I have asked the question as to whether the AV will do the job on this particular malware, and so far none have replied that their Av/suite will.
As a result, this morning I purchased MBAM to run alongside of my primary AV application. Thanks again. I had rather prevent infection than have to clean it.
In your friend’s situation, I would try “renaming” “mbam-setup.exe” during the
Download, but not after to something like “Igotyou.exe” . Then try running the
program in the usual way, but clicking on the “Igotyou” icon to install, then
updating the program PRIOR to running a Scan .
sometimes the malicious software knows not to run anything but windows core services, so trying to rename to something like winlogon.exe or something like that is the only thing that will allow MBAM to run. Igotyou.exe might work, but only for viruses that are just specifically looking for mbam-setup.exe, and nothing else.
I have never tried to rename an application, and am not sure how to do it.
Do I do it by changing the name when it asked me if I want to save, and then it gives a location and the name is in a block? After that it downloads.
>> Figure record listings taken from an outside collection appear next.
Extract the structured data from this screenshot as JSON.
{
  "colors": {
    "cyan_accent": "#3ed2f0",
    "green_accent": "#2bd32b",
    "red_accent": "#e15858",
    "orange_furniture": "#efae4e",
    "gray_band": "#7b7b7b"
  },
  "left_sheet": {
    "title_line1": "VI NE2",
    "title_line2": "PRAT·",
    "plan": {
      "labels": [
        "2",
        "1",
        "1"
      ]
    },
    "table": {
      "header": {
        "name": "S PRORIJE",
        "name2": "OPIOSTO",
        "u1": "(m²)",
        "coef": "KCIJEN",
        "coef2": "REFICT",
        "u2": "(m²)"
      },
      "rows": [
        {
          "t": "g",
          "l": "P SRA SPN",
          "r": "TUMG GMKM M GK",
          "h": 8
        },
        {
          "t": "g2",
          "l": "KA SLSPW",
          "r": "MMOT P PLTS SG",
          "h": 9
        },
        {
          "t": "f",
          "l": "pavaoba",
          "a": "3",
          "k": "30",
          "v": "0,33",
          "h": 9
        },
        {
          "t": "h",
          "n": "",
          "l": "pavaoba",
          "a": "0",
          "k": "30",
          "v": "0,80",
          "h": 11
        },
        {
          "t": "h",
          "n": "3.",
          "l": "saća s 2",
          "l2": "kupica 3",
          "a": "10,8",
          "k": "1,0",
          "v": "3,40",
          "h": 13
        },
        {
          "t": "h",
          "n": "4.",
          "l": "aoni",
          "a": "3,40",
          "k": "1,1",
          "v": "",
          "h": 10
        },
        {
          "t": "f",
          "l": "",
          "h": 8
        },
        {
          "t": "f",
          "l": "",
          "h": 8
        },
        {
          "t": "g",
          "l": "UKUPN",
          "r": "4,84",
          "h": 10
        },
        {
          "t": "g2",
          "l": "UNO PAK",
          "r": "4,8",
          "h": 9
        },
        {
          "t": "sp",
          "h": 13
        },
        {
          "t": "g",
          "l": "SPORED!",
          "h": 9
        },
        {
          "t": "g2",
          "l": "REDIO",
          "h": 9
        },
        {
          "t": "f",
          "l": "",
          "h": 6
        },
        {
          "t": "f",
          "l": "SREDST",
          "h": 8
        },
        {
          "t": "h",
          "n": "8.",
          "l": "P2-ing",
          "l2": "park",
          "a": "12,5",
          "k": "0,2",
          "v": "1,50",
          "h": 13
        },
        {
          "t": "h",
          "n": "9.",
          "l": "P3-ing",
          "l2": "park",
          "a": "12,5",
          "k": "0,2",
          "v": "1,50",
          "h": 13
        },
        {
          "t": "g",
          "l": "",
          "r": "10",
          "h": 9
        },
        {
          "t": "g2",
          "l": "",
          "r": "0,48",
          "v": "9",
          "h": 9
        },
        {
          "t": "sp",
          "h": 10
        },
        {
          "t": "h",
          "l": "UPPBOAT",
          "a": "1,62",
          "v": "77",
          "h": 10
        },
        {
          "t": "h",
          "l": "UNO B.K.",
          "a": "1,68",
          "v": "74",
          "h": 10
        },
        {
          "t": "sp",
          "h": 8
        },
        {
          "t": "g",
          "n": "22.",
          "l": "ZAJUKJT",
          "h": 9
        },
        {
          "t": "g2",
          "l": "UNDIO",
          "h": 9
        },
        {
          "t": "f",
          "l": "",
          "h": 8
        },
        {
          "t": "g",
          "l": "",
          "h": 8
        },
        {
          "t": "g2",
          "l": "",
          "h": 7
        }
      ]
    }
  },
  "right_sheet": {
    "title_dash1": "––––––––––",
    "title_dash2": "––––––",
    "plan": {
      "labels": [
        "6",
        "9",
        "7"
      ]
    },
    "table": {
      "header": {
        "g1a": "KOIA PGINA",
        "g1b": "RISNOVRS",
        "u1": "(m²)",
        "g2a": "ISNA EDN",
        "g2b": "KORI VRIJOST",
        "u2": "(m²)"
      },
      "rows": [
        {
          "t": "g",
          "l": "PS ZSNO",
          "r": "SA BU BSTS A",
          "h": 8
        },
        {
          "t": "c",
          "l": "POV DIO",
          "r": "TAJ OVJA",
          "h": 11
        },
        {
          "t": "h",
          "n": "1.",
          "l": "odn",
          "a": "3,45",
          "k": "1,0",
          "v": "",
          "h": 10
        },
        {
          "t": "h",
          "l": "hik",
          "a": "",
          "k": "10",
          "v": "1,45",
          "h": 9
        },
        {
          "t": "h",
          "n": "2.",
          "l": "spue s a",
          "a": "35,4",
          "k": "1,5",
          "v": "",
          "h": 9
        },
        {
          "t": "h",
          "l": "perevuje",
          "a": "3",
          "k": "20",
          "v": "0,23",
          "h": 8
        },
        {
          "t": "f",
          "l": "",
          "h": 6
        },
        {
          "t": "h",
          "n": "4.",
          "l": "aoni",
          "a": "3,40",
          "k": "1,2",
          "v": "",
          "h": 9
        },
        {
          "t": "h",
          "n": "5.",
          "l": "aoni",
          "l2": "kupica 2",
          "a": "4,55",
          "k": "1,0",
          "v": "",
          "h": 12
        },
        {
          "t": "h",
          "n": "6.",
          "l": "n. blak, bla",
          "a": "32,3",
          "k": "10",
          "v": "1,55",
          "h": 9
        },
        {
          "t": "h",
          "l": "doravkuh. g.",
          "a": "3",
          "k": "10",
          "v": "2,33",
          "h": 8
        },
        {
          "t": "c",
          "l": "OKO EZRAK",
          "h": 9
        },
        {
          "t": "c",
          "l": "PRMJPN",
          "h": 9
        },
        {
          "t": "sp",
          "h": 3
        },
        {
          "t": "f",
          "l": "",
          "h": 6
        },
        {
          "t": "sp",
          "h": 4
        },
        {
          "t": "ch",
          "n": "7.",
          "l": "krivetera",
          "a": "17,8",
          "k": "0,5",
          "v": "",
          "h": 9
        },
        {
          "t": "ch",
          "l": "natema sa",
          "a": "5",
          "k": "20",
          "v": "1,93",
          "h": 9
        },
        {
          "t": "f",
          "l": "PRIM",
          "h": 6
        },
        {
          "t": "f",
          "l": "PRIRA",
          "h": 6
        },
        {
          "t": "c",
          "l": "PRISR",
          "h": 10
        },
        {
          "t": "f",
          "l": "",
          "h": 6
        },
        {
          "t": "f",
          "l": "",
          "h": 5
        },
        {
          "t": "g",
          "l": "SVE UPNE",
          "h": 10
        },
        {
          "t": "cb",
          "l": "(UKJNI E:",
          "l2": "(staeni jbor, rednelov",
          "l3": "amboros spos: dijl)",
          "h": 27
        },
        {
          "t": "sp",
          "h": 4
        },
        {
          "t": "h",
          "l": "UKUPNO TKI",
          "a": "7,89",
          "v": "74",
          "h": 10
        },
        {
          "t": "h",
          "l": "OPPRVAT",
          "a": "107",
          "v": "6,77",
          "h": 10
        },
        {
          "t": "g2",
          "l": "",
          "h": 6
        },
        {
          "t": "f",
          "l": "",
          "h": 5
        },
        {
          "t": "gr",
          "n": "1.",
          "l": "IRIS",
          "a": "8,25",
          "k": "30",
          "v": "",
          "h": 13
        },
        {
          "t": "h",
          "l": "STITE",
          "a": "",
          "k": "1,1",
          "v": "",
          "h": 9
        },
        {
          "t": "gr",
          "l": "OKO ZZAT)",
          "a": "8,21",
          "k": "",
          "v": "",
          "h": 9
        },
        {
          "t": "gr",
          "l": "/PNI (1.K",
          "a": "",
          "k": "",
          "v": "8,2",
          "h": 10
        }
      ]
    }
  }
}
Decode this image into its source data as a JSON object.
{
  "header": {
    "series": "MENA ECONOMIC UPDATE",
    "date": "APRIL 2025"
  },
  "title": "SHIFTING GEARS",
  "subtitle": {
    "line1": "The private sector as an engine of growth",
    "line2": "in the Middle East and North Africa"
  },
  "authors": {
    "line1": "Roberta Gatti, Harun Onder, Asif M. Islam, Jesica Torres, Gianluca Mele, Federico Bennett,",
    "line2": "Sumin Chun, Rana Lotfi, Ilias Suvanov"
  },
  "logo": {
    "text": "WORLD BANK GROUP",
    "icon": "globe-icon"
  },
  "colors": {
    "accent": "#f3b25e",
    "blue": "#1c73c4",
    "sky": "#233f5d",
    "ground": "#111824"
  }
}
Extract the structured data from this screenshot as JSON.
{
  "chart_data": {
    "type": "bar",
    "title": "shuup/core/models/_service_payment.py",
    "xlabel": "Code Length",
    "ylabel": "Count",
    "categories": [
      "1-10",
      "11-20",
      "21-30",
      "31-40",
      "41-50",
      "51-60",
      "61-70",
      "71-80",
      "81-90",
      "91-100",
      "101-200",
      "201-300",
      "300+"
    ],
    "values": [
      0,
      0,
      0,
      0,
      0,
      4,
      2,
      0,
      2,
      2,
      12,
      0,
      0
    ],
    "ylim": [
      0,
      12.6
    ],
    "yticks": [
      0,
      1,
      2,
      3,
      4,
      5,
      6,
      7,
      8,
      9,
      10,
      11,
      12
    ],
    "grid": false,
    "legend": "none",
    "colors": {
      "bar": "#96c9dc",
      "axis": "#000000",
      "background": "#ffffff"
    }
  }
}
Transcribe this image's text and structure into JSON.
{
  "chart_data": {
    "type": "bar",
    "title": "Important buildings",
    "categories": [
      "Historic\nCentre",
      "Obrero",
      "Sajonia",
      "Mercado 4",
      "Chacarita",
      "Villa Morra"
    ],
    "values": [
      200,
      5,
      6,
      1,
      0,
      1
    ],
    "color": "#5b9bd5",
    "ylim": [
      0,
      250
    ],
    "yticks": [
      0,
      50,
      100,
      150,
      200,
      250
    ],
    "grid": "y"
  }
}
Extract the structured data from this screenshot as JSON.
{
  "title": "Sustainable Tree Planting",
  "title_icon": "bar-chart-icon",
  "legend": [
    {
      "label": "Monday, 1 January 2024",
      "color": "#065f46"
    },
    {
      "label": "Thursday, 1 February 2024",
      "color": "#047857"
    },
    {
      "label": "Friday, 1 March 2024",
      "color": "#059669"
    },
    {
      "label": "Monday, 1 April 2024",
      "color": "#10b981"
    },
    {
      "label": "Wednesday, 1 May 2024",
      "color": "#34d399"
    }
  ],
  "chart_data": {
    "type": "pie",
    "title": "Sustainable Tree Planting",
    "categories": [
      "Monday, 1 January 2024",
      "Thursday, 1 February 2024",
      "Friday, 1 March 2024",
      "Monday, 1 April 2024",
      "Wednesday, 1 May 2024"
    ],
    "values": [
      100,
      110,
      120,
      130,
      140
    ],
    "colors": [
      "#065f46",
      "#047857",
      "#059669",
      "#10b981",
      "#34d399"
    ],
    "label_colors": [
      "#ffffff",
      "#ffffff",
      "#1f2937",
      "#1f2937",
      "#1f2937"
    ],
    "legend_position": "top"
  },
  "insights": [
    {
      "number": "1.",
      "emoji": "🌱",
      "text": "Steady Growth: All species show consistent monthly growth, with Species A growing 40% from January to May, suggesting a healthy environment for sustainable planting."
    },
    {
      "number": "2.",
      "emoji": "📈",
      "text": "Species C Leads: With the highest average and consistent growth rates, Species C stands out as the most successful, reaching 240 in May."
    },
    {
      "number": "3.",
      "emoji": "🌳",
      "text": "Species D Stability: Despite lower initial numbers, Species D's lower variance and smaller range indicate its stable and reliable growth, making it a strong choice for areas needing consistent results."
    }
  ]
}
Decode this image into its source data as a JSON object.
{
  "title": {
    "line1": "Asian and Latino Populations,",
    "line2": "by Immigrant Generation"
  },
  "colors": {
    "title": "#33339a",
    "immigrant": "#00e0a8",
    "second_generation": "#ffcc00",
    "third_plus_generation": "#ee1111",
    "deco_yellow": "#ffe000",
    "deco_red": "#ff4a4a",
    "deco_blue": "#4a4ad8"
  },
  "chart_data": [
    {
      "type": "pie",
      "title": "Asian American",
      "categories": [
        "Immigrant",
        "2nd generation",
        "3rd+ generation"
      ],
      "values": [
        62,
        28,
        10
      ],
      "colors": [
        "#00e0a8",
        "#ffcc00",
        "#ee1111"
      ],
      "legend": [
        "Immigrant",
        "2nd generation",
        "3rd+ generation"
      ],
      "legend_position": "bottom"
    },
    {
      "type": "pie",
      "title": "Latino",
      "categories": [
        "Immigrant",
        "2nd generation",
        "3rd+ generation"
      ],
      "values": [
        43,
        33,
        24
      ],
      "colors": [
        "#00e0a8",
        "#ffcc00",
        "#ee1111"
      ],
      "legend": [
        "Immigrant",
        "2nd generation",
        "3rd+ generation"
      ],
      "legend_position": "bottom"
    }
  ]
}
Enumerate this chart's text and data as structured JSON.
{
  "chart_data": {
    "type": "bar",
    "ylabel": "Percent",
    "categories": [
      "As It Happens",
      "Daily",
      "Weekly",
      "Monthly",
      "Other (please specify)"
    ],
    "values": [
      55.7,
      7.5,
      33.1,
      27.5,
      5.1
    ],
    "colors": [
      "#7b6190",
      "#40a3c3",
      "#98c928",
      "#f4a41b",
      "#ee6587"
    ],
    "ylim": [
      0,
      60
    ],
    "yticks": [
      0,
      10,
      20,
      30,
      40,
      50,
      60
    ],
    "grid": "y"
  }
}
When I open the exe will I have to rename again or is it OK as is?
Went to his house this morning with MBAM on a disk. We had no trouble loading it as we were not on the internet. It seems that the pop ups only occurred when on the internet.
We installed MBAM, and without going online to update, ran a quick scan. It identified the rogue and removed it.
Really easy when you get the right application.
Thanks for the help, All.
Glad you got him cleaned up. Although MBAM is right for most applications, sometimes it doesn’t work. Again, glad you got rid of it. come back anytime.